# Finding Matrix A from Eigenvalues and Eigenvectors (Diagonalization)

Question:

Let $A$ be a $3 \times 3$ Matrix such that $[-3,4,1]$ is the eigenvector corresponding to eigenvalue $3$, and $[6,-3,2]$ is an eigenvector corresponding to the eigenvalue $2$. If $v$ = $[0,5,4]$, compute $A^{2}v$.

Hint: $[6,-3,2]+2[-3,4,1]$ = $v$

Where I'm stuck:

I know that we can solve A with the equation:

A = $P^{-1}DP$, where $P$ is the matrix consisting of the eigenvectors and $D$ is the matrix consisting of the eigenvalues.

However, since $A$ is a $3$ x $3$, we should have a $3 \times 3$ matrix $D$ and $3 \times 3$ matrix $P$ as well, consisting of the eigenvalues and eigenvectors respectively - and in this case, we only have two eigenvalues and two eigenvectors. Where can I obtain the other one of each?

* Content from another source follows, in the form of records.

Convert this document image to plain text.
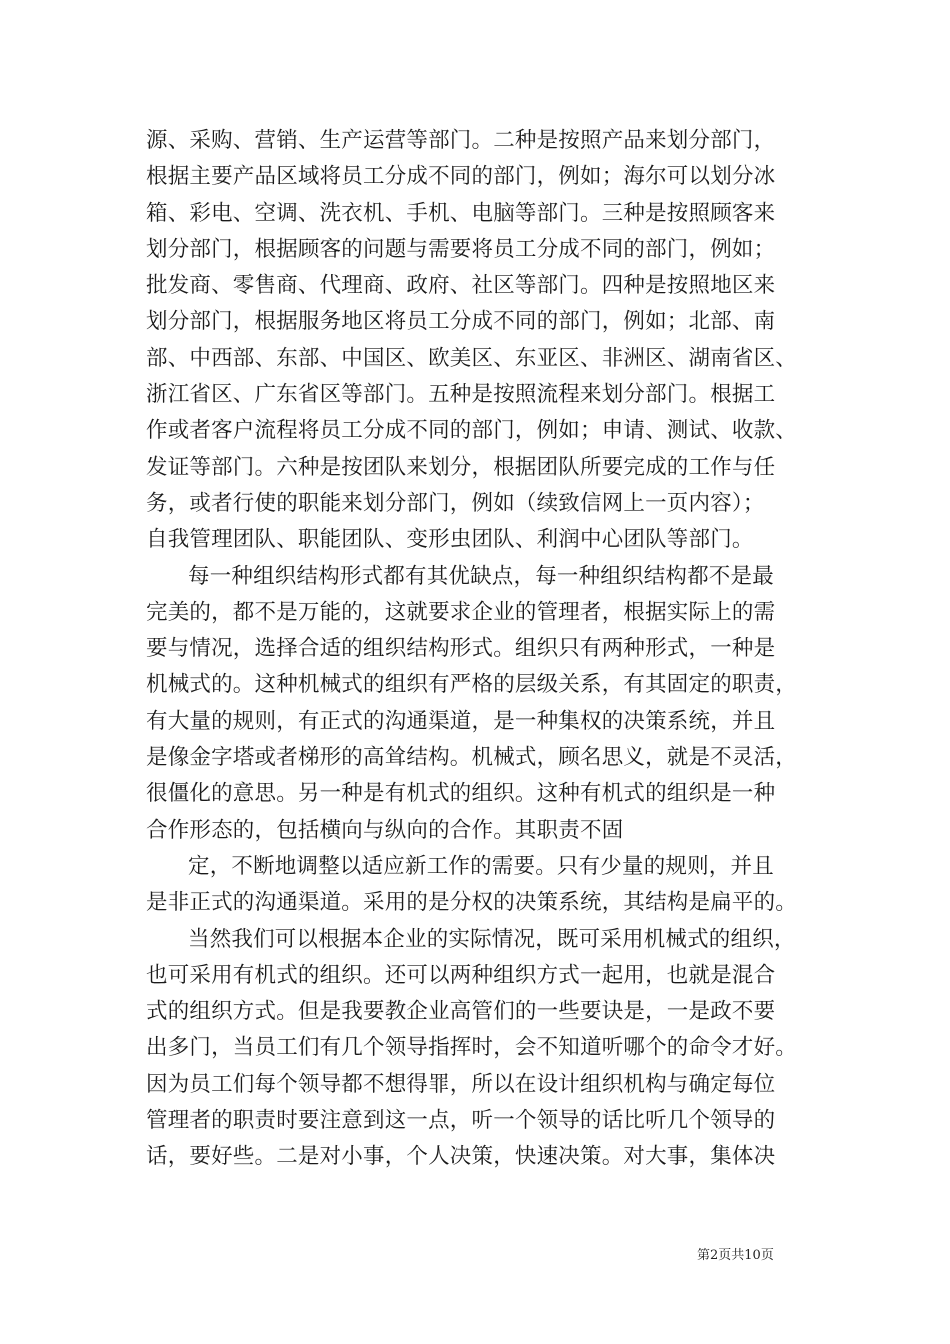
源、采购、营销、生产运营等部门。二种是按照产品来划分部门，
根据主要产品区域将员工分成不同的部门，例如；海尔可以划分冰
箱、彩电、空调、洗衣机、手机、电脑等部门。三种是按照顾客来
划分部门，根据顾客的问题与需要将员工分成不同的部门，例如；
批发商、零售商、代理商、政府、社区等部门。四种是按照地区来
划分部门，根据服务地区将员工分成不同的部门，例如；北部、南
部、中西部、东部、中国区、欧美区、东亚区、非洲区、湖南省区、
浙江省区、广东省区等部门。五种是按照流程来划分部门。根据工
作或者客户流程将员工分成不同的部门，例如；申请、测试、收款、
发证等部门。六种是按团队来划分，根据团队所要完成的工作与任
务，或者行使的职能来划分部门，例如（续致信网上一页内容）；
自我管理团队、职能团队、变形虫团队、利润中心团队等部门。
每一种组织结构形式都有其优缺点，每一种组织结构都不是最
完美的，都不是万能的，这就要求企业的管理者，根据实际上的需
要与情况，选择合适的组织结构形式。组织只有两种形式，一种是
机械式的。这种机械式的组织有严格的层级关系，有其固定的职责，
有大量的规则，有正式的沟通渠道，是一种集权的决策系统，并且
是像金字塔或者梯形的高耸结构。机械式，顾名思义，就是不灵活，
很僵化的意思。另一种是有机式的组织。这种有机式的组织是一种
合作形态的，包括横向与纵向的合作。其职责不固
定，不断地调整以适应新工作的需要。只有少量的规则，并且
是非正式的沟通渠道。采用的是分权的决策系统，其结构是扁平的。
当然我们可以根据本企业的实际情况，既可采用机械式的组织，
也可采用有机式的组织。还可以两种组织方式一起用，也就是混合
式的组织方式。但是我要教企业高管们的一些要诀是，一是政不要
出多门，当员工们有几个领导指挥时，会不知道听哪个的命令才好。
因为员工们每个领导都不想得罪，所以在设计组织机构与确定每位
管理者的职责时要注意到这一点，听一个领导的话比听几个领导的
话，要好些。二是对小事，个人决策，快速决策。对大事，集体决
第2页共10页
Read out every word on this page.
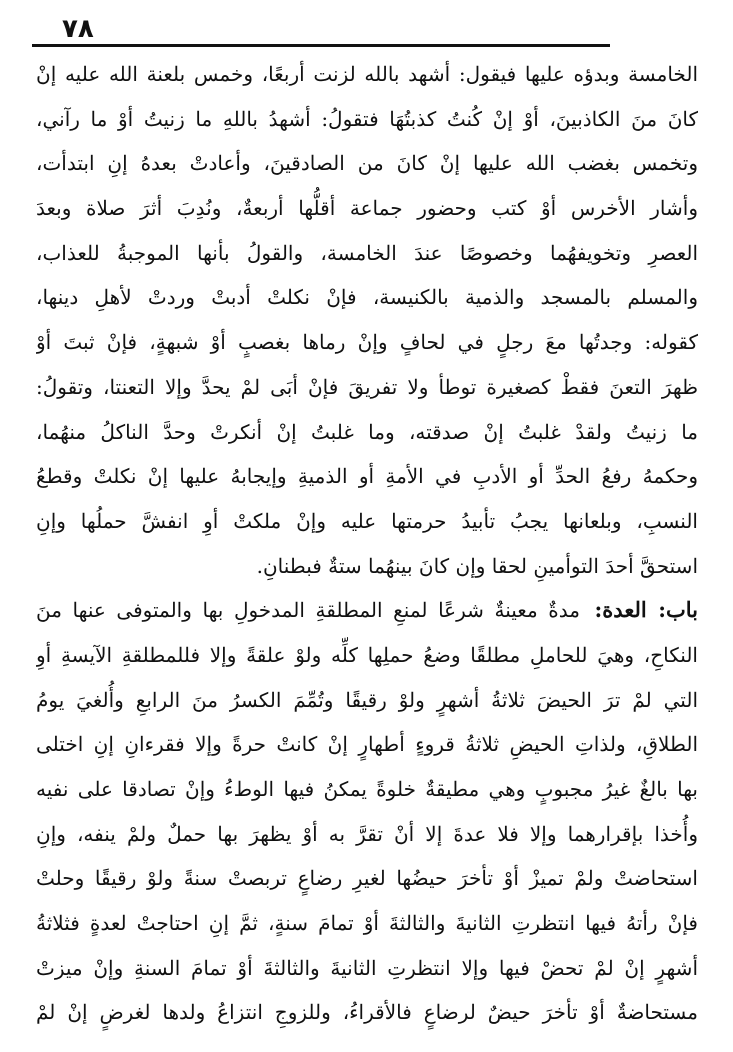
٧٨
الخامسة وبدؤه عليها فيقول: أشهد بالله لزنت أربعًا، وخمس بلعنة الله عليه إنْ
كانَ منَ الكاذبينَ، أوْ إنْ كُنتُ كذبتُهَا فتقولُ: أشهدُ باللهِ ما زنيتُ أوْ ما رآني،
وتخمس بغضب الله عليها إنْ كانَ من الصادقينَ، وأعادتْ بعدهُ إنِ ابتدأت،
وأشار الأخرس أوْ كتب وحضور جماعة أقلُّها أربعةٌ، ونُدِبَ أثرَ صلاة وبعدَ
العصرِ وتخويفهُما وخصوصًا عندَ الخامسة، والقولُ بأنها الموجبةُ للعذاب،
والمسلم بالمسجد والذمية بالكنيسة، فإنْ نكلتْ أدبتْ وردتْ لأهلِ دينها،
كقوله: وجدتُها معَ رجلٍ في لحافٍ وإنْ رماها بغصبٍ أوْ شبهةٍ، فإنْ ثبتَ أوْ
ظهرَ التعنَ فقطْ كصغيرة توطأ ولا تفريقَ فإنْ أبَى لمْ يحدَّ وإلا التعنتا، وتقولُ:
ما زنيتُ ولقدْ غلبتُ إنْ صدقته، وما غلبتُ إنْ أنكرتْ وحدَّ الناكلُ منهُما،
وحكمهُ رفعُ الحدِّ أو الأدبِ في الأمةِ أو الذميةِ وإيجابهُ عليها إنْ نكلتْ وقطعُ
النسبِ، وبلعانها يجبُ تأبيدُ حرمتها عليه وإنْ ملكتْ أوِ انفشَّ حملُها وإنِ
استحقَّ أحدَ التوأمينِ لحقا وإن كانَ بينهُما ستةٌ فبطنانِ.
باب: العدة: مدةٌ معينةٌ شرعًا لمنعِ المطلقةِ المدخولِ بها والمتوفى عنها منَ
النكاحِ، وهيَ للحاملِ مطلقًا وضعُ حملِها كلِّه ولوْ علقةً وإلا فللمطلقةِ الآيسةِ أوِ
التي لمْ ترَ الحيضَ ثلاثةُ أشهرٍ ولوْ رقيقًا وتُمِّمَ الكسرُ منَ الرابعِ وأُلغيَ يومُ
الطلاقِ، ولذاتِ الحيضِ ثلاثةُ قروءٍ أطهارٍ إنْ كانتْ حرةً وإلا فقرءانِ إنِ اختلى
بها بالغٌ غيرُ مجبوبٍ وهي مطيقةٌ خلوةً يمكنُ فيها الوطءُ وإنْ تصادقا على نفيه
وأُخذا بإقرارهما وإلا فلا عدةَ إلا أنْ تقرَّ به أوْ يظهرَ بها حملٌ ولمْ ينفه، وإنِ
استحاضتْ ولمْ تميزْ أوْ تأخرَ حيضُها لغيرِ رضاعٍ تربصتْ سنةً ولوْ رقيقًا وحلتْ
فإنْ رأتهُ فيها انتظرتِ الثانيةَ والثالثةَ أوْ تمامَ سنةٍ، ثمَّ إنِ احتاجتْ لعدةٍ فثلاثةُ
أشهرٍ إنْ لمْ تحضْ فيها وإلا انتظرتِ الثانيةَ والثالثةَ أوْ تمامَ السنةِ وإنْ ميزتْ
مستحاضةٌ أوْ تأخرَ حيضٌ لرضاعٍ فالأقراءُ، وللزوجِ انتزاعُ ولدها لغرضٍ إنْ لمْ
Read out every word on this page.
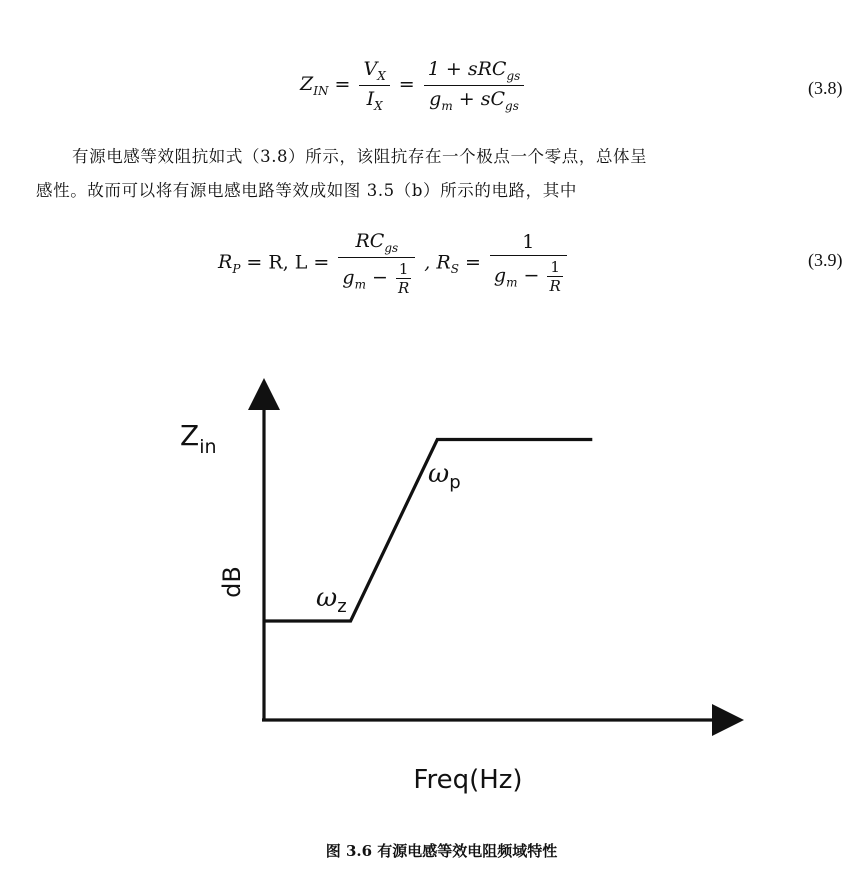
$Z_{IN} = \frac{V_X}{I_X} = \frac{1 + sRC_{gs}}{g_m + sC_{gs}}$	(3.8)
有源电感等效阻抗如式（3.8）所示，该阻抗存在一个极点一个零点，总体呈
感性。故而可以将有源电感电路等效成如图 3.5（b）所示的电路，其中
$R_P = R$, $L = \frac{RC_{gs}}{g_m - \frac{1}{R}}$ , $R_S = \frac{1}{g_m - \frac{1}{R}}$	(3.9)
$Z_{in}$
dB
Freq(Hz)
$\omega_z$
$\omega_p$
图 3.6 有源电感等效电阻频域特性
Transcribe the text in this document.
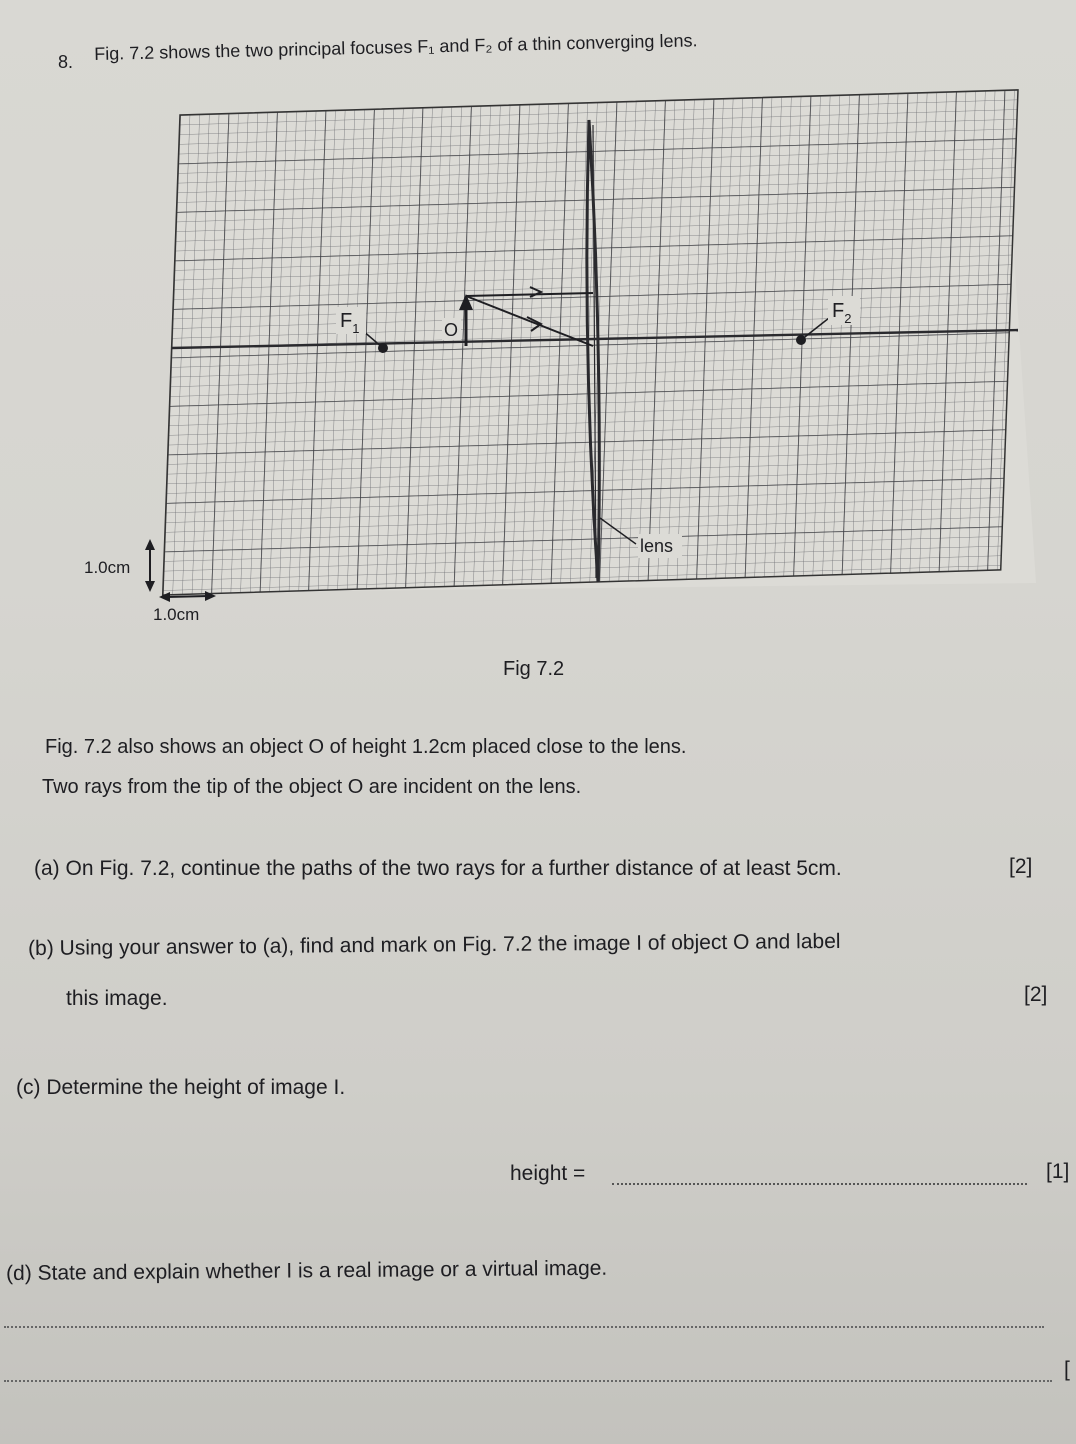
8. Fig. 7.2 shows the two principal focuses F₁ and F₂ of a thin converging lens.
$F_1$
$F_2$
O
lens
1.0cm
1.0cm
Fig 7.2
Fig. 7.2 also shows an object O of height 1.2cm placed close to the lens.
Two rays from the tip of the object O are incident on the lens.
(a) On Fig. 7.2, continue the paths of the two rays for a further distance of at least 5cm.	[2]
(b) Using your answer to (a), find and mark on Fig. 7.2 the image I of object O and label
this image.	[2]
(c) Determine the height of image I.
height =	[1]
(d) State and explain whether I is a real image or a virtual image.
[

Any help will be very appreciated.

Thank you.

• @Arjit: thank you very much for the edit! – Lucky Boy May 13 '16 at 21:08

You don't need to construct the matrix $A$ to answer this question. You just need to use the fact that $A$ is linear, i.e. that $A(\alpha u + \beta v) = \alpha Au + \beta A v$ for any vectors $u, v$ and scalars $\alpha, \beta$. Combine this with the information given about the eigenvectors and the hint and you can find your answer without knowing the matrix.
$$A^2(v)=A^2([6,-3,2]+2[-3,4,1])=A(A([6,-3,2]+2[-3,4,1]))=A(2[6,-3,2]+6[-3,4,1])=4[6,-3,2]+18[-3,4,1]$$
You want to find $A^2 v$, where $v=[0,5,4]$. You are not given $A$, but you know the image under $A$ of the two vectors $a=[-3,4,1]$ and $b=[6,-3,2]$. The first important point is that $A$ is a linear transformation, and so preserves sums, for example $A(a+b) = Aa+Ab$. The question is now whether $v$ can be expressed a linear combination of $a$ and $b$.
Observe that to get 0 in the first coordinate using a linear combination of $a$ and $b$, we must take $2a$ and $b$ and add them. If we do this, the other coordinates also add up, i.e. $v=2a+b$ (this is the second important point). Now use the fact that $Aa$ and $Ab$ are scalar multiples of $a$ and $b$, respectively (since they are eigenvectors).